Der derzeitige Frauenanteil von rund 21 Prozent soll in Zukunft deutlich ausgebaut werden. Nach Ansicht von Constanze Patzig ist das AFA-Karrieresystem perfekt auf die besonderen Belange der Frauen zugeschnitten: „Frauen leben länger als Männer, gleichzeitig bekommen sie im Durchschnitt aber auch weniger Rente. Mit AFA können wir dieses Problem lösen, auch weil die Vereinbarkeit von Familie und Beruf hier möglich ist.“ Zahlreiche Vertriebspartnerinnen machten vor, wie sie Karriere und Privatleben kombinierten. Damit in Zukunft noch mehr Frauen diese Chancen nutzen und diese optimal in ihre Lebensplanung integrieren können, wird aktuell ein Konzept erstellt, dass zum Jahresauftakt offiziell bekannt gegeben werden soll.
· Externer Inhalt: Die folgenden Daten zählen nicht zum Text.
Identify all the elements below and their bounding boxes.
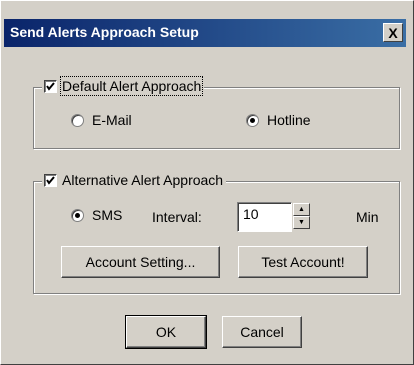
close-icon: X — [388, 24, 398, 41]
sms-label: SMS — [92, 207, 123, 223]
email-radio-option[interactable]: E-Mail — [71, 112, 132, 128]
checkmark-icon — [46, 81, 55, 91]
cancel-button[interactable]: Cancel — [222, 316, 302, 348]
hotline-label: Hotline — [267, 112, 311, 128]
email-label: E-Mail — [92, 112, 132, 128]
checkmark-icon — [46, 175, 55, 185]
spin-up-icon[interactable]: ▲ — [293, 203, 310, 216]
close-button[interactable]: X — [383, 23, 403, 42]
hotline-radio-option[interactable]: Hotline — [246, 112, 311, 128]
test-account-button[interactable]: Test Account! — [238, 246, 368, 278]
interval-label: Interval: — [152, 209, 202, 225]
interval-input[interactable]: 10 — [237, 202, 292, 232]
default-alert-checkbox[interactable] — [44, 79, 57, 93]
account-setting-button[interactable]: Account Setting... — [61, 246, 220, 278]
sms-radio[interactable] — [71, 208, 84, 222]
ok-button[interactable]: OK — [125, 315, 207, 349]
email-radio[interactable] — [71, 113, 84, 127]
alternative-alert-group: Alternative Alert Approach SMS Interval:… — [33, 172, 400, 294]
dialog-window: Send Alerts Approach Setup X Default Ale… — [0, 0, 414, 365]
window-title: Send Alerts Approach Setup — [10, 24, 199, 40]
default-alert-legend: Default Alert Approach — [42, 76, 205, 96]
unit-label: Min — [356, 209, 379, 225]
alternative-alert-label: Alternative Alert Approach — [62, 172, 224, 188]
default-alert-label: Default Alert Approach — [59, 76, 204, 96]
default-alert-group: Default Alert Approach E-Mail Hotline — [33, 76, 400, 149]
interval-spinner[interactable]: ▲ ▼ — [293, 203, 310, 229]
title-bar[interactable]: Send Alerts Approach Setup X — [4, 19, 406, 47]
spin-down-icon[interactable]: ▼ — [293, 216, 310, 229]
sms-radio-option[interactable]: SMS — [71, 207, 122, 223]
hotline-radio[interactable] — [246, 113, 259, 127]
alternative-alert-checkbox[interactable] — [44, 173, 57, 187]
alternative-alert-legend: Alternative Alert Approach — [42, 172, 227, 188]
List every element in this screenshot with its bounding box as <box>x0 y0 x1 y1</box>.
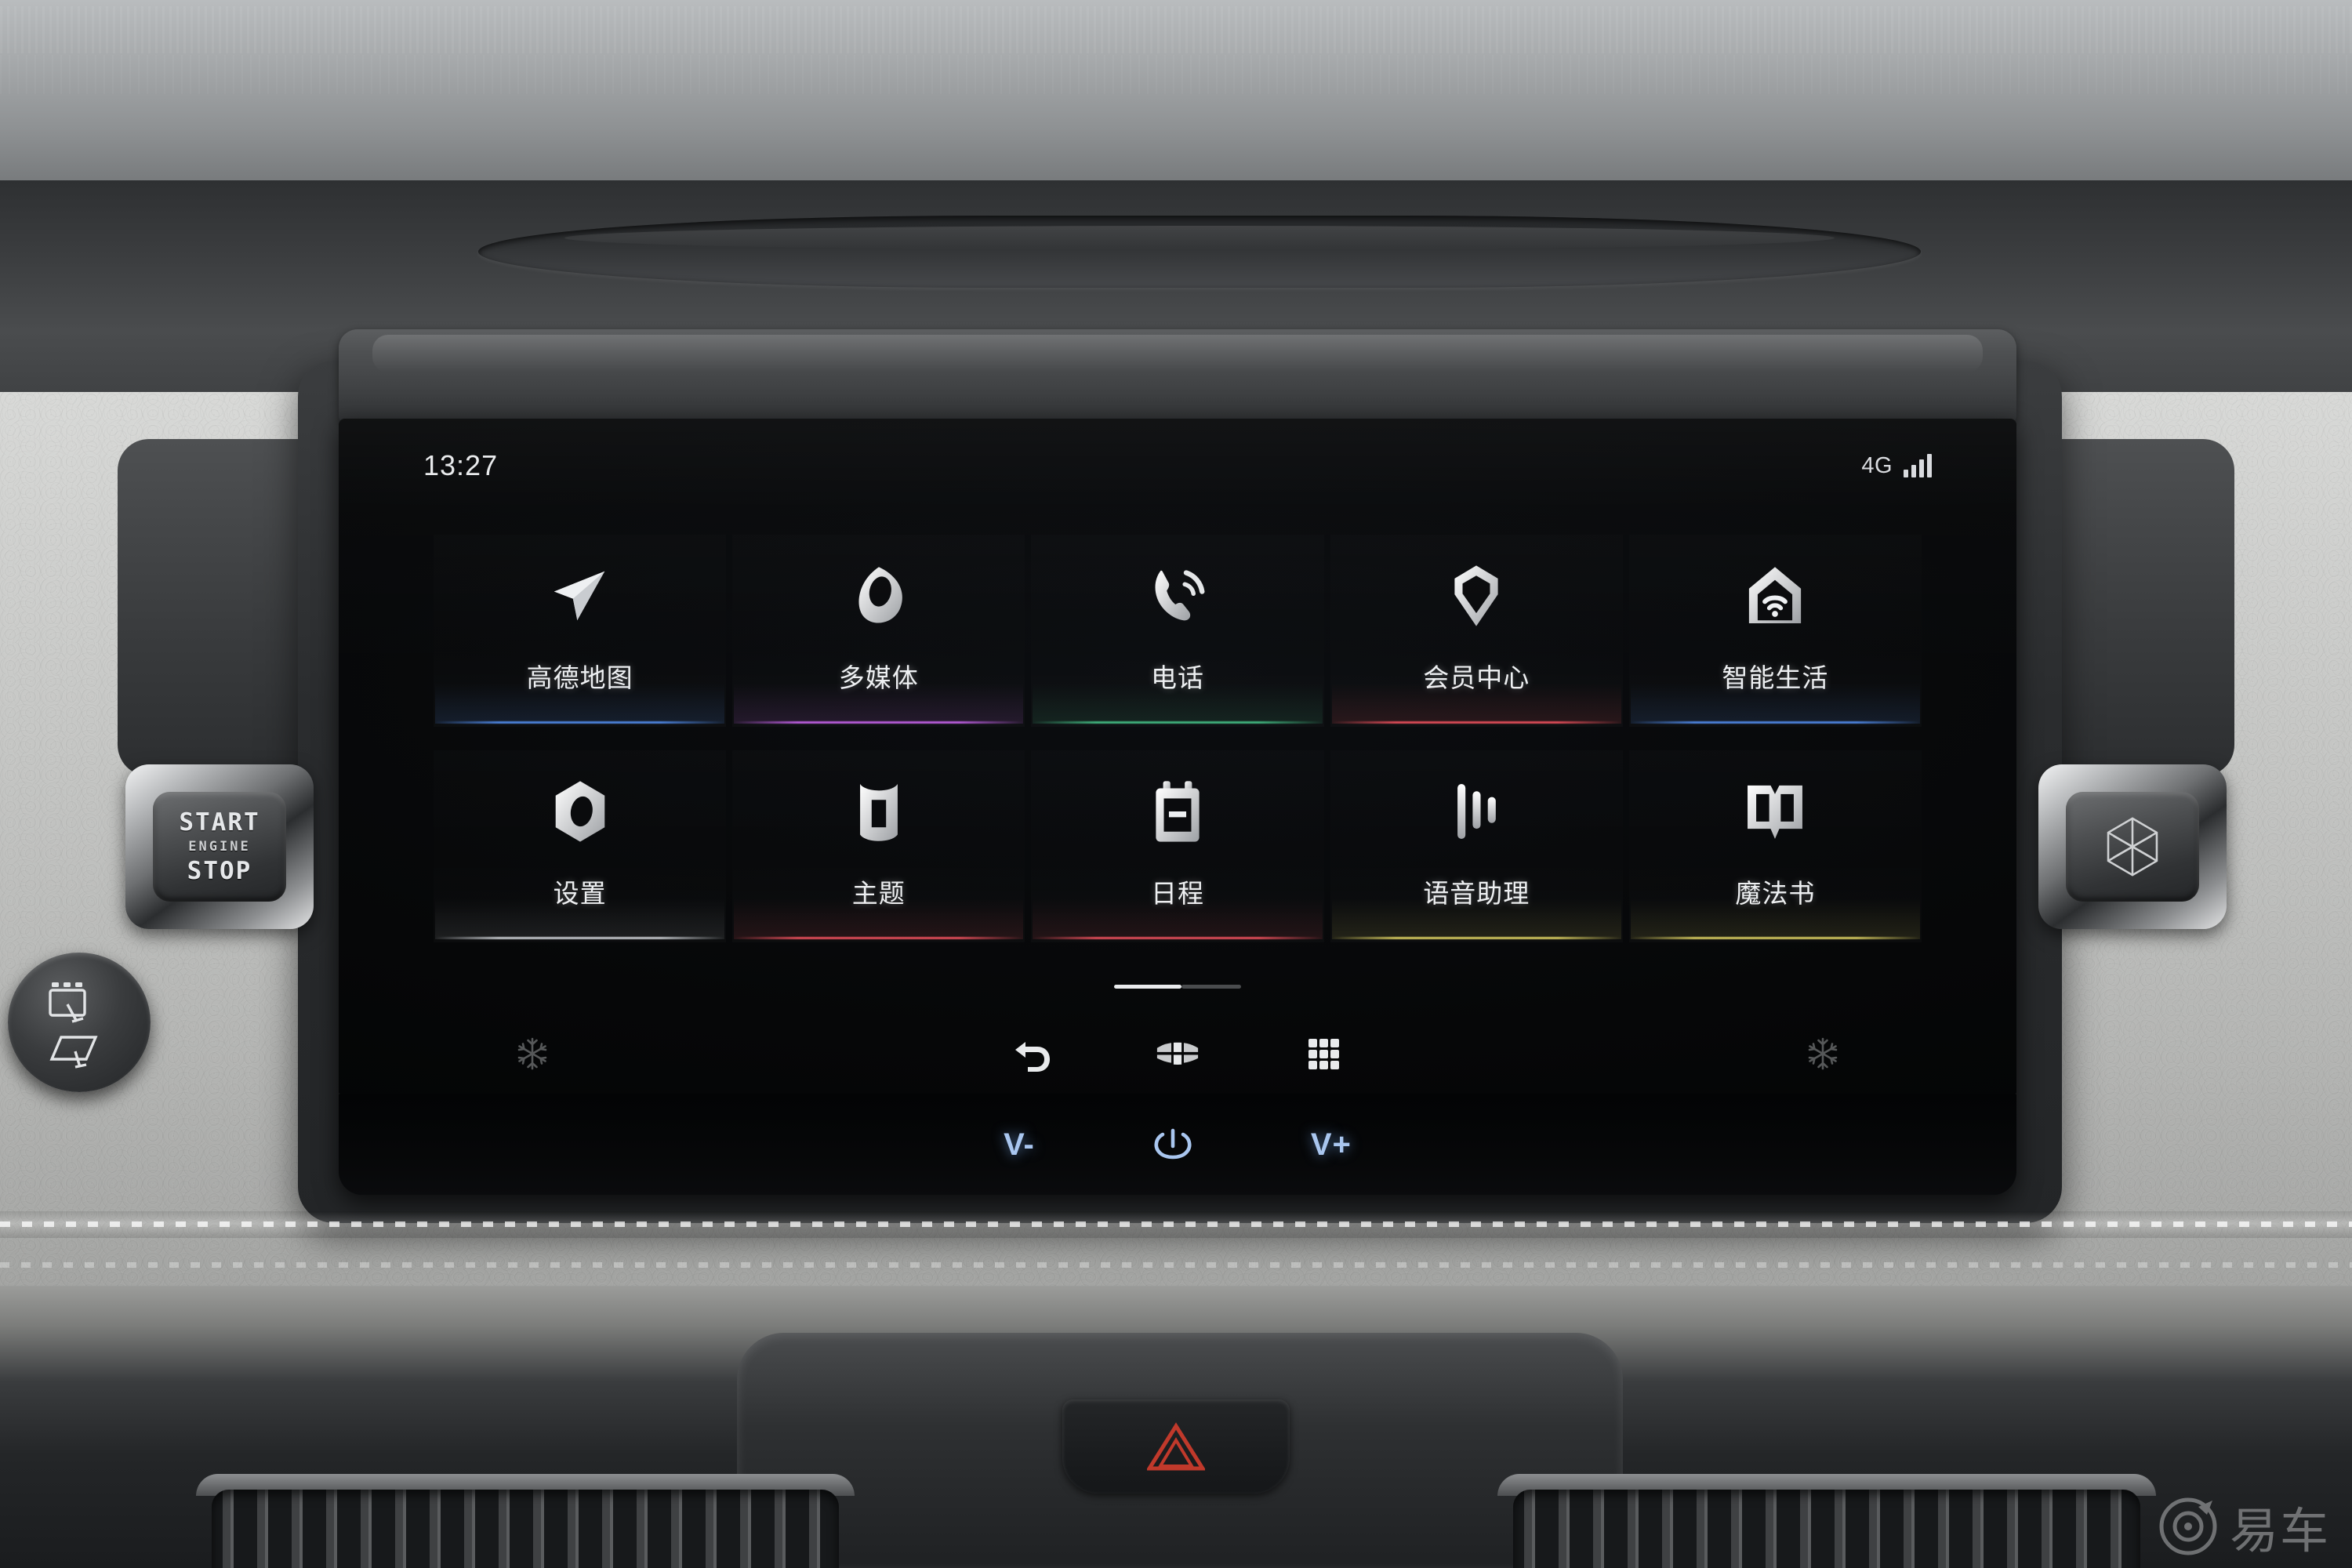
app-tile-voice-assistant[interactable]: 语音助理 <box>1330 750 1623 942</box>
dashboard-stitching-secondary <box>0 1262 2352 1268</box>
stop-label: STOP <box>187 857 252 885</box>
theme-vessel-icon <box>843 768 915 855</box>
smart-home-icon <box>1739 552 1811 640</box>
app-tile-smart-life[interactable]: 智能生活 <box>1628 535 1922 727</box>
windshield-streaks <box>0 6 2352 53</box>
app-label: 会员中心 <box>1423 662 1530 693</box>
volume-up-button[interactable]: V+ <box>1311 1127 1352 1163</box>
snowflake-icon[interactable] <box>1805 1036 1841 1072</box>
app-label: 魔法书 <box>1735 878 1816 909</box>
snowflake-icon[interactable] <box>514 1036 550 1072</box>
display-glass-panel: 13:27 4G 高德地图 多媒体 电话 会员中心 智能生活 设置 主题 日程 … <box>339 419 2016 1195</box>
voice-bars-icon <box>1440 768 1512 855</box>
hazard-triangle-icon <box>1147 1422 1205 1471</box>
paper-plane-icon <box>544 552 616 640</box>
navigation-bar <box>339 1014 2016 1093</box>
app-drawer-button[interactable] <box>1301 1035 1346 1073</box>
hazard-button[interactable] <box>1062 1399 1290 1494</box>
hex-logo-cap <box>2066 792 2199 902</box>
defrost-vent <box>478 216 1921 288</box>
car-interior-scene: 13:27 4G 高德地图 多媒体 电话 会员中心 智能生活 设置 主题 日程 … <box>0 0 2352 1568</box>
power-icon <box>1154 1128 1192 1160</box>
air-vent-left <box>212 1490 839 1568</box>
app-tile-member-center[interactable]: 会员中心 <box>1330 535 1623 727</box>
hex-logo-icon <box>2107 817 2158 877</box>
app-tile-phone[interactable]: 电话 <box>1031 535 1324 727</box>
start-label: START <box>179 808 260 837</box>
app-tile-settings[interactable]: 设置 <box>434 750 727 942</box>
calendar-icon <box>1142 768 1214 855</box>
page-dot <box>1181 985 1241 989</box>
home-icon <box>1156 1042 1199 1065</box>
lcd-screen: 13:27 4G 高德地图 多媒体 电话 会员中心 智能生活 设置 主题 日程 … <box>339 419 2016 1093</box>
app-drawer-icon <box>1308 1039 1339 1069</box>
signal-strength-icon <box>1904 454 1932 477</box>
back-button[interactable] <box>1009 1035 1054 1073</box>
infotainment-display-unit: 13:27 4G 高德地图 多媒体 电话 会员中心 智能生活 设置 主题 日程 … <box>339 329 2016 1200</box>
app-label: 多媒体 <box>838 662 919 693</box>
network-type-label: 4G <box>1861 452 1893 478</box>
app-tile-theme[interactable]: 主题 <box>732 750 1025 942</box>
watermark-text: 易车 <box>2229 1502 2330 1559</box>
page-indicator[interactable] <box>1114 985 1241 989</box>
open-book-icon <box>1739 768 1811 855</box>
app-tile-magic-book[interactable]: 魔法书 <box>1628 750 1922 942</box>
network-status: 4G <box>1861 453 1932 479</box>
app-tile-gaode-map[interactable]: 高德地图 <box>434 535 727 727</box>
back-icon <box>1015 1042 1050 1072</box>
nav-button-group <box>1009 1035 1346 1073</box>
status-clock: 13:27 <box>423 449 499 481</box>
app-label: 主题 <box>851 878 906 909</box>
mirror-control-knob[interactable] <box>8 953 151 1092</box>
windshield-streaks-2 <box>0 55 2352 94</box>
volume-down-button[interactable]: V- <box>1004 1127 1035 1163</box>
app-label: 设置 <box>553 878 607 909</box>
app-tile-multimedia[interactable]: 多媒体 <box>732 535 1025 727</box>
start-stop-cap: START ENGINE STOP <box>153 792 286 902</box>
app-grid: 高德地图 多媒体 电话 会员中心 智能生活 设置 主题 日程 语音助理 魔法书 <box>434 535 1922 942</box>
app-label: 智能生活 <box>1722 662 1829 693</box>
power-button[interactable] <box>1152 1127 1193 1163</box>
dashboard-stitching <box>0 1211 2352 1238</box>
status-bar: 13:27 4G <box>339 419 2016 513</box>
yiche-logo-icon <box>2159 1497 2217 1555</box>
app-label: 高德地图 <box>526 662 633 693</box>
home-button[interactable] <box>1155 1035 1200 1073</box>
engine-label: ENGINE <box>188 839 251 855</box>
media-drop-icon <box>843 552 915 640</box>
air-vent-right <box>1513 1490 2140 1568</box>
app-tile-calendar[interactable]: 日程 <box>1031 750 1324 942</box>
diamond-icon <box>1440 552 1512 640</box>
page-dot-active <box>1114 985 1181 989</box>
app-label: 日程 <box>1150 878 1204 909</box>
app-label: 电话 <box>1150 662 1204 693</box>
hex-nut-icon <box>544 768 616 855</box>
hex-logo-button[interactable] <box>2038 764 2227 929</box>
app-label: 语音助理 <box>1423 878 1530 909</box>
watermark: 易车 <box>2158 1491 2330 1562</box>
capacitive-touch-bar: V- V+ <box>339 1094 2016 1195</box>
mirror-wiper-icon <box>49 982 98 1069</box>
phone-call-icon <box>1142 552 1214 640</box>
display-hood <box>339 329 2016 423</box>
start-stop-engine-button[interactable]: START ENGINE STOP <box>125 764 314 929</box>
Agenturgründer unterstützen

Auch bei den Weiterbildungsangeboten wird weiter optimiert und angepasst. „Mit den Akademien haben wir eine Plattform, die ihresgleichen sucht in der Branche“, fasste Constanze Patzig das Konzept zusammen. Für den achten Durchgang im kommenden Jahr haben sich bereits mehr als 40 Bewerber gemeldet, rund 15 werden sich schlussendlich qualifizieren können. Für Teamleiter und Agenturleiter, die im kommenden Jahr weder die Akademie besuchen noch an der Direktorentagung teilnehmen, wird es eine speziell zusammengestellte Workshop-Tagung geben.

Nachwuchstalente aufbauen

Auch die Verkäufer-Akademie wird im kommenden Jahr weitergeführt. Sie bildet den Grundstein für eine nachhaltig erfolgreiche Karriere bei AFA. Mit Erfolg, wie die zum Teil außergewöhnlichen Steigerungsraten der diesjährigen Teilnehmer belegen. Auch der Kunde profitiert: „Ich bin immer froh, wenn wir viele Teilnehmer in den Akademien haben. Dass wir einen guten Job machen, sehen wir auf der Webseite der Erfahrungsberichte. Deswegen ein großes Lob an euch für das, was ihr täglich tut“, so Constanze Patzig.